Image result for bravo poems about amazing hispanics

Citation:  Engle, M., & López, R. (2017). Bravo!: poems about amazing Hispanics. New York, NY: Goodwin Books, Henry Holt and Company.

Overall Review:  Bravo! Poems About Amazing Hispanics opens with an author’s note about her poems contained within. This clarifies the use of modern names for the countries discussed in the poems and why the subjects were chosen. Each poem is then presented with the subject’s name at the top of the page along with years of birth and death and their country of birth. Every poem is also accompanied with an illustration of the subject on the opposite page. Often, these illustrations are a bit abstract to capture the passion of the subject. For example, a rainbow of colors escapes from a book held by Pura Belpre to symbolize the magic she helped to free from books in her work at the library. The end of the book holds one extra poem titled “More and More Amazing Latinos” that discusses other famous Latinos that did not fit in the book as well as a section of notes about the lives of each of the subjects of the poems for more information.

Each one of Engle’s poems is in free verse and uses similar style elements which aid in the flow of the book from poem to poem, connecting them even more. While each subject was famous for something different, their shared heritage keeps the poems connected as well and ties into the theme of the book.

This book is equally appealing to someone without a knowledge of the history of the countries discussed as one who is versed in the history of the subjects. The poems bring new perspective to the stories of famous people like Cesar Chavez that most people are familiar with and introduce new, lesser known, subjects like Faboila Cabeza de Baca. Even when introducing new concepts and more mature themes like exile, the language is kept simple and the emotions and repercussions of complex matters are explained in a child-appropriate way that is accessible and relatable.

Spotlight Poem:  “The Magic of Words”
“As a child on the island, I see injustice,
so I write about freedom, but at sixteen,
I’m arrested, and after months of hard labor
in prison, I am forced to flee my homeland.

            In New York, I stroll through Central Park
with the children of other exiles, telling stories
of gentle elephants and enchanted shrimp . . .

           I say that each day is a poem.
Some hours are green and peaceful.
Others are red, like festivals or storms.
I love teaching children how to tell
their own stories.”

The first thing that strikes me about this poem is the use of formatting to convey such strong messages. The poem appears broken in two on the page. The first stanza appears on the far left while telling about his childhood in Cuba while the second and third stanzas appear separate as he describes his life in America. The distance on the page tells of the physical and emotional distance the subject experience in his transition.

Each line begins with an end to a story that afforded him a new beginning. For example, we see that the phrase “As a child on the island, I see injustice,/so I write about freedom, but at sixteen,/I’m arrested…” broken into three lines. Beginning to write was an ending of sitting idly by and seeing injustice happen; it started his story. Being arrested was an end to his childhood and innocence, but it was the beginning of his fight for freedom. This theme continues throughout the poem with each line separated into a different chapter of his life laying the groundwork for the last stanza where he says that “each day is a poem.” His life, separated by the different days or chapters is building up to his own unique poem.

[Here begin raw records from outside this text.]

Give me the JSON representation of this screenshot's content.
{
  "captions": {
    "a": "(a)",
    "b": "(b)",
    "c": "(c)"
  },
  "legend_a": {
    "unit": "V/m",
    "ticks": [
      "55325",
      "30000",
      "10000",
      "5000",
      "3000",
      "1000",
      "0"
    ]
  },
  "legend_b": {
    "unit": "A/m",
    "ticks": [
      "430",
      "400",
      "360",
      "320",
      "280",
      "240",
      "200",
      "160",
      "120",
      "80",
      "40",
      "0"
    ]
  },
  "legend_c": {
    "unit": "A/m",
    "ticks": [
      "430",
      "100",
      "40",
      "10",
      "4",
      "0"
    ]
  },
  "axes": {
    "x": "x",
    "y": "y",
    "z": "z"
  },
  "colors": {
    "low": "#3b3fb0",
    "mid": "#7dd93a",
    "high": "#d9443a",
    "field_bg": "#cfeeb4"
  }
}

The richest lines to me are “Some hours are green and peaceful./Others are red, like festivals or storms.” Not only does this show the complexity of life and tie it to a common association children use for feelings (colors) to make it feel relatable and tangible, it also shows the complex side of these color associations. Red can mean exciting (like a festival) or dangerous (like a storm). This complexity can tie back to the rollercoaster of emotions we experience in this poem from anger at the injustice he witnesses, sadness as he leaves his home, tranquility and inspiration as he talks about telling stories in the park with other children, to hope at the end when he talks about teaching children “how to tell their stories.”

Take 5 Activity:

  1. Read the poem and discuss the use of colors.
  2. Have children help make a list of color associations.
  3. Write a poem together using their color descriptions to describe a rainbow day/life.
  4. Re-read the poem, having the children read aloud together.
  5. Let the children begin writing their own poems about their own colorful stories.